Boating with friends and family
Do you remember your first driving lesson in a car? How unfamiliar the environment was, how unusual the control of the clutch was and the concentration you had to put into changing gears to begin with? Then, after a while, it all became more natural and you stopped thinking about the logistics of doing it and just did it.
There are many things we do, like riding a bike or driving a boat which, after time, seem to come automatically. We don’t need to consciously think about the actions we take.
But what about people unfamiliar with boating or the marine environment? As summer nears the chances are you’ll be out on the water more often and there will be more opportunities to take your family and friends out too. Some of them may be unfamiliar with boating, so you need to put yourself in their shoes when explaining about safety on-board and on the water.

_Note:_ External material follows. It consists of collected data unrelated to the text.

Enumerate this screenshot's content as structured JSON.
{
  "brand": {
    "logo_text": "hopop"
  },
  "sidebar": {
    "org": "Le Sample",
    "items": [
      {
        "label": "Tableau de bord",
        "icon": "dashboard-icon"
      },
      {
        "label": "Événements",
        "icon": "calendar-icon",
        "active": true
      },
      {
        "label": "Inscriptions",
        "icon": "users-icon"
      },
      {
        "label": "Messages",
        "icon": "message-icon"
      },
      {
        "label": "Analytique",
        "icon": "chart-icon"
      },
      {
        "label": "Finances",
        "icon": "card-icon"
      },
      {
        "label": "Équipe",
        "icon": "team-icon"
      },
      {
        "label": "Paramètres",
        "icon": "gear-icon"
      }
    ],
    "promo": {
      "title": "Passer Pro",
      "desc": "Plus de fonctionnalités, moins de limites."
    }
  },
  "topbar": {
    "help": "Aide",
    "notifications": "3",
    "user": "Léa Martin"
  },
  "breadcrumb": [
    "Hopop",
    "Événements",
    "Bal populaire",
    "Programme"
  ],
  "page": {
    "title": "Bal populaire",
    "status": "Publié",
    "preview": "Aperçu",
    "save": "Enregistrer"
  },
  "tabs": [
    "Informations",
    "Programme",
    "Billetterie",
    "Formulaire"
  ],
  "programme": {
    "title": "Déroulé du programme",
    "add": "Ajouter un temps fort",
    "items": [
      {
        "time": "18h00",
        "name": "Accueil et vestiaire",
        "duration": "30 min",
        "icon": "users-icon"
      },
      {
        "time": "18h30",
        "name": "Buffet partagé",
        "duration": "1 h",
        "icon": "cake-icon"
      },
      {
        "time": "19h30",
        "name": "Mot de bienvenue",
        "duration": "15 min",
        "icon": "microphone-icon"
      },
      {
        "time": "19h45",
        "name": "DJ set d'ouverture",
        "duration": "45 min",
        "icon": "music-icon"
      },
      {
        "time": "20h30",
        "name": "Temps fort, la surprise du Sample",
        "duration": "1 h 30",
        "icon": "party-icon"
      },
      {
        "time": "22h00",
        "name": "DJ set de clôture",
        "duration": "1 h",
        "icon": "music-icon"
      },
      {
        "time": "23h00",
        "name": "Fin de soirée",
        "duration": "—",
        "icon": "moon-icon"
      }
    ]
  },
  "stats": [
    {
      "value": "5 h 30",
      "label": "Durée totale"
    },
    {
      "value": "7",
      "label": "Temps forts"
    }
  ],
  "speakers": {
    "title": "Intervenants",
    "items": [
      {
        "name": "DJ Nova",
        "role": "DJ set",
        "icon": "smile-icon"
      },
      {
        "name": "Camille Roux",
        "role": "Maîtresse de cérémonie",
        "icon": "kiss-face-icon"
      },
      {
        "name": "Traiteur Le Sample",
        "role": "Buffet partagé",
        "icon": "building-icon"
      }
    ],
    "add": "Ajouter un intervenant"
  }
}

You’re the Skipper – You’re Responsible
As a skipper you’re responsible for the safety of your vessel and the people on board. Preparation and awareness are two of the most important elements of safe and responsible boating. As skipper, take time to ensure the boat is ready and also spend time to brief your passengers on safety issues.
Among other things, it’s a good idea to brief everyone on-board your vessel about the various safety equipment and how to use it.
Explain that lifejackets save lives and that a lifejacket will not save your life if you’re not wearing it. As skipper, you must carry a lifejacket for every person on board. But it’s no use just having the lifejackets on board, make sure you and your passengers wear them.
In NSW you must wear a lifejacket in situations of heightened risk such as in a small vessel up to 4.8m long, when boating alone, at night, on open (ocean) waters and on alpine waters. And of course, children under the age of 12 must wear a lifejacket in boats up to 4.8m. For people with limited experience on the water or who are unfamiliar with lifejackets, show them how to fit their lifejacket properly and make sure they know what to do in the event of an emergency.
Recent tragic events have highlighted the need to wear lifejackets – they save lives. Even if you are in a boating situation where the wearing of lifejackets is not compulsory, you should ensure that weak swimmers wear a lifejacket.
Children need to be watched carefully. Be especially careful not to allow children to be on the bow or to sit with legs dangling over the side while under power.
Being prop aware
Remind your passengers to be prop aware. Tell them that boat propellers pose a risk that is easily ignored because they are under the water, ‘out of sight and out of mind.’ A strike from a spinning propeller can cause serious injury or even death.
Make sure that the prop area is all clear before starting the engine, remind your passengers to keep all arms and legs inside the boat, keep a proper lookout especially when near swimmers and wear a kill-switch lanyard when boating alone.
Checking the weather
As skipper, you should always check the weather before and during boating. If it looks dicey, don’t go out. If it starts to turn bad, head straight for shelter. A marine radio helps you keep in touch with weather updates. Learn to understand and read weather patterns, the wind, waves and the limits of your craft.
Conditions on the water can change in the blink of an eye. The wind might pick up, wave size might increase and the current may change. As skipper you’re responsible for making sure a boat travels at a safe speed. If in doubt, slow down to suit the conditions.
By taking such precautions, a day out on the water can be a wonderful and enjoyable experience – and you, your family and friends will return home safe.